AML/CTF Tranche 2: How to prepare your practice

Patrick McComish | Head of Anti-Money Laundering and Commercial Information Equifax

Regulatory background

It’s been more than ten years since the arrival of Australia’s Anti-Money Laundering and Counter-Terrorism Financing Act (AML/CTF Act 2006), which regulates how reporting entities manage the risks of money laundering and terrorism financing.

In Australia, AML/CTF compliance is currently limited to approximately 14,000 Reporting Entities.  But increasing pressure to align Australia with other Financial Action Task Force (FATF) jurisdictions means changes to the Act (Tranche 2) will broaden the scope of compliance, affecting lawyers, conveyancers, real estate agents, accountants and other professional services providers.

New Zealand has leapfrogged Australia, with lawyers having to comply from 1 July 2018, and accountants from 1 October 2018.

The estimated timeline for Australia on AML Tranche 2 is for draft legislation to be released by the end of 2018 and implemented mid-2019.

The lag in regulatory implementation

The delay in Australia’s implementation of Tranche 2 legislation may have ramifications for professional industries on a local and global scale, as Australia becomes an increasingly attractive market for money laundering and terrorism financing1.

Until the commencement of Tranche 2, financial institutions will begin to look into the Know Your Customer (KYC) policies exercised by their professional services clients to determine if the risk they represent is too great, potentially resulting in de-banking large accounting and/or legal clients to avoid risk contagion.

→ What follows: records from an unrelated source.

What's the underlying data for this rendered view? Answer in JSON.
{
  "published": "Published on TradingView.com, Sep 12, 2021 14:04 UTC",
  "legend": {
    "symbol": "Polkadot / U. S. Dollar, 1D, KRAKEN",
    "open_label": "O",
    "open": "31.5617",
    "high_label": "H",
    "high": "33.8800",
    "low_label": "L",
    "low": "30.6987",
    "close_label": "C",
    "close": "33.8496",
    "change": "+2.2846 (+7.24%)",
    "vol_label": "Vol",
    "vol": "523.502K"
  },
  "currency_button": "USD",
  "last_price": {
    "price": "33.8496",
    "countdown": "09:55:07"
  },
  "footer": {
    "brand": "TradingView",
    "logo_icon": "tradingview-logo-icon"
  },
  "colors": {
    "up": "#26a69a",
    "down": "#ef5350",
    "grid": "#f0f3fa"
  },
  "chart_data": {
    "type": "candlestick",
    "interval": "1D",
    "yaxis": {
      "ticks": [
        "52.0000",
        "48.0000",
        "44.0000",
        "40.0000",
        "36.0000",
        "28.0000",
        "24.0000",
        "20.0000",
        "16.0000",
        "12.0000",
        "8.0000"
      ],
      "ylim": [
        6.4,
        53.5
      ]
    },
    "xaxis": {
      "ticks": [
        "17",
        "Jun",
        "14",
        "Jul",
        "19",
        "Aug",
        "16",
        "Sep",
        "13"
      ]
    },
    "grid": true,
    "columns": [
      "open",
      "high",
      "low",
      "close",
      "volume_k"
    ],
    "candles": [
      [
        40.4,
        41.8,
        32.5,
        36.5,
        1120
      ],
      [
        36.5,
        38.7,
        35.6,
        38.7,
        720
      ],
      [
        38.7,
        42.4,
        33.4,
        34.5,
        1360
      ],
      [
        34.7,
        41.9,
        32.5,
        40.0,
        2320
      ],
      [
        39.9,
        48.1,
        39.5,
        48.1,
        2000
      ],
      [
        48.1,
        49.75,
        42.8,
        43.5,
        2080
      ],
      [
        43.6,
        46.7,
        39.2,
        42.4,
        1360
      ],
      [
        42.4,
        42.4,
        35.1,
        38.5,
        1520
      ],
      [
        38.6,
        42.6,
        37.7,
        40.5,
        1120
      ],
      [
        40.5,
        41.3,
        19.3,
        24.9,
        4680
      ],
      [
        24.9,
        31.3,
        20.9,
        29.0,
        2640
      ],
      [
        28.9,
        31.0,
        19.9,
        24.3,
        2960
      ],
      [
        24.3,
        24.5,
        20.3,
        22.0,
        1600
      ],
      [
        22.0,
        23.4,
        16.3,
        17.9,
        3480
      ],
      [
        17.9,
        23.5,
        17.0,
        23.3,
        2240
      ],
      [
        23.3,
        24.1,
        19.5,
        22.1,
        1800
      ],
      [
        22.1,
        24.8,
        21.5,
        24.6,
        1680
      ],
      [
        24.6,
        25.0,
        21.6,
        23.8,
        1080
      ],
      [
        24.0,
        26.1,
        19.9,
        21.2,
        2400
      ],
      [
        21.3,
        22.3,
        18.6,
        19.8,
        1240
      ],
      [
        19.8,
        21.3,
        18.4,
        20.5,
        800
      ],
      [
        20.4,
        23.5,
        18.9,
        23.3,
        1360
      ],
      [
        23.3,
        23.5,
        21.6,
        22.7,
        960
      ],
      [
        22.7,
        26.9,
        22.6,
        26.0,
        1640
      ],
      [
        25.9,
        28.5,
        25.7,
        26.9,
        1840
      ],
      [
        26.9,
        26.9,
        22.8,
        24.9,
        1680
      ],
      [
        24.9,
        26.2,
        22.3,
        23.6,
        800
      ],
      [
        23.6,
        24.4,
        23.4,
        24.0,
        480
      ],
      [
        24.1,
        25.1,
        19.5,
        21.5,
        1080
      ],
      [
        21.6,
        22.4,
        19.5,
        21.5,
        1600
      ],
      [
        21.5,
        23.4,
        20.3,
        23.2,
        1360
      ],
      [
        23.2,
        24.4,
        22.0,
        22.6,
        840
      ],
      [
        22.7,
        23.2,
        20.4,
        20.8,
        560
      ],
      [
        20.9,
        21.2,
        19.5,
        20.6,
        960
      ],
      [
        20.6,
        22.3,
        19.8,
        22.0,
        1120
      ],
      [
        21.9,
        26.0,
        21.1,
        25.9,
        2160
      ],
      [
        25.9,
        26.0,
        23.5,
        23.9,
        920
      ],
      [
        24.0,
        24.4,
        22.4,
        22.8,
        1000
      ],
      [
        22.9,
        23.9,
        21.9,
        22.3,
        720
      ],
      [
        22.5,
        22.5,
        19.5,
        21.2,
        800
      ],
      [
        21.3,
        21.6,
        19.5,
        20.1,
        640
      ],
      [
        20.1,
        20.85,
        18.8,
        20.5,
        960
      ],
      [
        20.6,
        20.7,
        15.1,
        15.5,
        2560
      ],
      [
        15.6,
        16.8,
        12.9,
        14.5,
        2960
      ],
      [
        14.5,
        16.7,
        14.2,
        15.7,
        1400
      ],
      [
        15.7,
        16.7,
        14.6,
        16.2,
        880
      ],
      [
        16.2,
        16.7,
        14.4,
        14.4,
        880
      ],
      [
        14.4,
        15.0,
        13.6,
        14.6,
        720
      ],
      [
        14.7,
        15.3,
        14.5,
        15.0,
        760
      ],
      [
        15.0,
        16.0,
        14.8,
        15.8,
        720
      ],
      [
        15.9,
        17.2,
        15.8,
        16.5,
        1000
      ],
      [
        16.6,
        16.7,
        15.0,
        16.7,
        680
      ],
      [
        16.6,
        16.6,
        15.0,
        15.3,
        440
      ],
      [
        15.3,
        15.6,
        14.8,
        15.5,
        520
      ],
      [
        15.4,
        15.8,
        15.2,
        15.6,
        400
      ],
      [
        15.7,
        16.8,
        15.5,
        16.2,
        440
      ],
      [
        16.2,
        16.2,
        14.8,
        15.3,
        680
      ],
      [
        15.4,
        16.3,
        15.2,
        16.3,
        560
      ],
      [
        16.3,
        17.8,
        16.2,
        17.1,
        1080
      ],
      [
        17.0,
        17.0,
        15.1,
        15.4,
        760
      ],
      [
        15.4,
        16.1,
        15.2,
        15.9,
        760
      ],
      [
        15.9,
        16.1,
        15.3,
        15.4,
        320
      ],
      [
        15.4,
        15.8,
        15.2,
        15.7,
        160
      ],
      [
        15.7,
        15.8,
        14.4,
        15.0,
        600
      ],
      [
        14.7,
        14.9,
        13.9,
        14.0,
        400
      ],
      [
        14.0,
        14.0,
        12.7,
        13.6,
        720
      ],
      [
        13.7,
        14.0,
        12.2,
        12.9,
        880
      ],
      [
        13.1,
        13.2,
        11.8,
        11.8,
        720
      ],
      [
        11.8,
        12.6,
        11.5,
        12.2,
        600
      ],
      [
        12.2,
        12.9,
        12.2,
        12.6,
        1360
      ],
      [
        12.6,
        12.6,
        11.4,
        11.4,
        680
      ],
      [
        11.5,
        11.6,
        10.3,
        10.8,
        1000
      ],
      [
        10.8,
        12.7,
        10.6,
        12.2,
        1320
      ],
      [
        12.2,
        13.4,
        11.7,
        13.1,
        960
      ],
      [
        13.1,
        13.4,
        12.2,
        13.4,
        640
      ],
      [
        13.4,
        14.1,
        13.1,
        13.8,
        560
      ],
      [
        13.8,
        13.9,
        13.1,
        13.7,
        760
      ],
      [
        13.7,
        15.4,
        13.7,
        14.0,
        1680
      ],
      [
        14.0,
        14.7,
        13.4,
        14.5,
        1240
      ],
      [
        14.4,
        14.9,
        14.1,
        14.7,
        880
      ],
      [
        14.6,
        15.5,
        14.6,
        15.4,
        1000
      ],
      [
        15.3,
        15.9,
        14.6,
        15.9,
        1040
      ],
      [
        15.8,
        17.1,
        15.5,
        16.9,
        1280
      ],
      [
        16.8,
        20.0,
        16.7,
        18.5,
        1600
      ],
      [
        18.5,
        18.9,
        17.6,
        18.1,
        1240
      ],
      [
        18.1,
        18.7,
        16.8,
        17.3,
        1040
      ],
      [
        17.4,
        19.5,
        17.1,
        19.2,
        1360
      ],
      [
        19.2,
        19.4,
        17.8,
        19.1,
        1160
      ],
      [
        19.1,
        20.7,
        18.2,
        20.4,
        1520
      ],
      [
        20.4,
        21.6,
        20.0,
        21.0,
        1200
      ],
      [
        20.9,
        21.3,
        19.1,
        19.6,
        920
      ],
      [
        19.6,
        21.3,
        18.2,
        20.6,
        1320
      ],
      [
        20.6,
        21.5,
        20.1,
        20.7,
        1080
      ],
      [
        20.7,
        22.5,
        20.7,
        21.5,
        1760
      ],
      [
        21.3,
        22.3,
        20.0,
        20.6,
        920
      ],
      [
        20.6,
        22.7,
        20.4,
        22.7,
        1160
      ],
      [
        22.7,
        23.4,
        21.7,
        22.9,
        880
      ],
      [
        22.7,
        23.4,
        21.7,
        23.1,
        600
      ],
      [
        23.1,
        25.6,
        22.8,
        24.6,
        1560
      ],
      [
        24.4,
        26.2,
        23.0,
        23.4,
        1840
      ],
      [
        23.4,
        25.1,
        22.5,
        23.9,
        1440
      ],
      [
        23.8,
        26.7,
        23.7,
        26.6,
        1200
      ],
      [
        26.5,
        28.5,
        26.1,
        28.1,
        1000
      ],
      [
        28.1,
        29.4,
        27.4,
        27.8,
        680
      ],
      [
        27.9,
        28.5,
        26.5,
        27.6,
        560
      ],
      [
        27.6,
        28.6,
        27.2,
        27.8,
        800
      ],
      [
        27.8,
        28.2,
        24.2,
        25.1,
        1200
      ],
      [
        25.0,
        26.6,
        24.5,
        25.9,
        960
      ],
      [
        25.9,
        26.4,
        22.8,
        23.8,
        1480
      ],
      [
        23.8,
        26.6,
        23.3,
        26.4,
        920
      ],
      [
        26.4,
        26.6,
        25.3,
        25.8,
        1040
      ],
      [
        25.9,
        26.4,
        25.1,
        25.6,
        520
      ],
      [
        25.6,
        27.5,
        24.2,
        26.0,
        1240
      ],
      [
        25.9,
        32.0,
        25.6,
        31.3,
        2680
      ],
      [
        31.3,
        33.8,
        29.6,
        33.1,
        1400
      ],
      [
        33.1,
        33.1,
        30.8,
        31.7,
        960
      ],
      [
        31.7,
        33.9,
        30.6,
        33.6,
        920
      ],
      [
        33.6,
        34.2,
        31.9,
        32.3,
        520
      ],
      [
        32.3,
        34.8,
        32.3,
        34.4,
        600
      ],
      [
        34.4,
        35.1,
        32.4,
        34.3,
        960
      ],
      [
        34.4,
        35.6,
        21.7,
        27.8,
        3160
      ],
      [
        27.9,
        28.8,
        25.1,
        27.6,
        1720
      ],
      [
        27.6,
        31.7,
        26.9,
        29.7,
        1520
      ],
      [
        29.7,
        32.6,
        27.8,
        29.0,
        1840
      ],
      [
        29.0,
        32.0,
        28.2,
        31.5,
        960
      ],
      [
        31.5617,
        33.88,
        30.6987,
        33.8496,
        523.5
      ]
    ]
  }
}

This could dramatically disrupt the business landscape for accountants and lawyers in Australia.

Embracing RegTech

The compliance vacuum caused by Australia’s lack of legislative reform has drawn technology to the market, providing increasingly efficient AML compliance solutions for these areas.

In stark contrast to our regulatory position, Australia has a vibrant regulatory technology (RegTech) market, on a world scale.

The upside is that Australia has a host of world-beating tech solutions, making AML compliance faster, easier, cheaper and more efficient.

Advances in data-driven services allow customers to identify beneficial owners with ease, use biometrics to verify identity, and access live updates on AML-specific data.

Combined, these technological advances offer a genuine reduction in risk, and unprecedented capacity for ongoing customer due diligence (OCDD).

Regardless of when Tranche 2 is implemented in Australia, professional services need to protect themselves from AML/CTF vulnerabilities and begin early preparation for what will be a major industry change.